Helmut Kohl (CDU) in Halle nach den Eierwürfen

10. Mai 1991 - Eierwürfe auf Helmut Kohl in Halle

Stand: 10.05.2016, 00:00 Uhr

Wut im Bauch und rohe Eier in der Hand hat Matthias Schipke, als Bundeskanzler Helmut Kohl am 10. Mai 1991 am Marktplatz in Halle aus dem Auto steigt. Nachdem Kohl im Januar 1991 zum ersten Kanzler des wiedervereinigten Deutschlands gewählt wurde, macht er einige Antrittsbesuche in den Neuen Bundesländern.
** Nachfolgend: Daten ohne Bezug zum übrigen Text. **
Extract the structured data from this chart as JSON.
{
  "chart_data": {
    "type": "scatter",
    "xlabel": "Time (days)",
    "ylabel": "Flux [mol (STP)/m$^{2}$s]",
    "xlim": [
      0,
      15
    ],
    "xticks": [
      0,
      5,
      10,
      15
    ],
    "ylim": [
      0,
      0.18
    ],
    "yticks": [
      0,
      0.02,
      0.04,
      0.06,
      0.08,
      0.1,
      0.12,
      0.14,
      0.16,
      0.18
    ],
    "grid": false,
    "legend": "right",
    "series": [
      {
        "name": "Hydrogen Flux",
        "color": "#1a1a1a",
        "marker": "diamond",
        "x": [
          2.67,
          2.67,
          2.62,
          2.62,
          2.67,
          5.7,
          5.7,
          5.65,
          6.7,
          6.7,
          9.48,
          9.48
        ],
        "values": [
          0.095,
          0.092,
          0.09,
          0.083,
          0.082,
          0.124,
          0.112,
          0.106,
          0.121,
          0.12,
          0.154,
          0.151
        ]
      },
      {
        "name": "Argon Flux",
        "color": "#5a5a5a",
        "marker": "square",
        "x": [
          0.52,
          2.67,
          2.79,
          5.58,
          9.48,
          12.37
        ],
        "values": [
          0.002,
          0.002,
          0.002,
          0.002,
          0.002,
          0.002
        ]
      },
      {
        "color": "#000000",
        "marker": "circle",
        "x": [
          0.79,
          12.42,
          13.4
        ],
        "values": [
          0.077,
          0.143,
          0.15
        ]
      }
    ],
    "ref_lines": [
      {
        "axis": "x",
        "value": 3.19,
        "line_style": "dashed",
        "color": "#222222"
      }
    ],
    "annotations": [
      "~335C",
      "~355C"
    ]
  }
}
Der kurze Gang zum Rathaus in Halle wird zum Spießrutenlauf für den Kanzlertross. Pfiffe und Buhrufe übertönen den Applaus - und die platzenden Eier besudeln Kohls Gesicht und Anzug. Seine Reaktion überrascht alle: Statt ins sichere Gebäude zu fliehen, sich wenigstens unter die eilends aufgespannten Regenschirme zu ducken, wendet er sich ruckartig nach links. Mit der ganzen Wucht seines über 1,90 Meter großen Körpers geht er allein auf die Demonstranten los. "Da ich nicht die Absicht habe - wenn jemand vor mir steht und mich bewirft - davonzulaufen, bin ich eben auf die Menschen zu. Und da hat ein Gitter dazwischen gestanden. Und das war von Nutzen", erklärt Helmut Kohl später auf der Bundespressekonferenz.

Der besudelte Kanzler

Der Zorn des besudelten Kanzlers trifft vor allem Matthias Schipke, den langhaarigen jungen Mann, stellvertretender JuSo-Vorsitzender in Halle, der in einer Hand eine JuSo-Fahne hält und mit der anderen die Eier abfeuert. Helmut Kohl reißt sich mehrfach von seinen Personenschützern los und langt mit dem linken Arm über das Gitter. Es ist die vielleicht eindrücklichste Szene dieses Tumults: Schipke, dieser vergleichsweise schmächtige Mann, entgeht dem Zugriff des mächtigen Kanzlers nur knapp.

In Ostdeutschland ist im Mai 1991 die Euphorie nach der Wiedervereinigung verflogen. "In zwei, drei Jahren blühende Landschaften mitten in Europa", hatte Bundeskanzler Helmut Kohl (CDU) 1990 versprochen. Doch seitdem hatten die Menschen immer neue Betriebsstillegungen und Entlassungswellen erlebt. Viele Bürger der ehemaligen DDR fühlen sich abgehängt. "Das neue Deutschland hat mich bedroht. Es hat mir Angst gemacht. Und es war natürlich nicht unbedingt das Deutschland, was ich mir erhofft habe", sagt Matthias Schipke 2013 rückblickend in einem Interview mit dem WDR Fernsehen.

"Eierwerfen ist wahrscheinlich auch Gewalt"

Was folgt, ist eine Debatte über Sicherheitsmängel. Regierung und Opposition beschimpfen sich gegenseitig. Matthias Schipke jedoch, viele nennen ihn nun den "Eierwerfer von Halle", entschuldigt sich öffentlich. "Ich distanziere mich wirklich von meinem Verhalten. Ich möchte mich auch hier beim Kanzler Kohl dafür entschuldigen. Ich stehe voll dahinter, dass wir eine Kundgebung da gemacht haben. Aber nicht mehr von der Gewalt, die davon ausgegangen ist. Und Eierwerfen ist wahrscheinlich auch Gewalt."

Matthias Schipke wurde zwar verhaftet, blieb aber straffrei. Obwohl Helmut Kohl erst wütend auf ihn zustürmte, erstattete er keine Anzeige.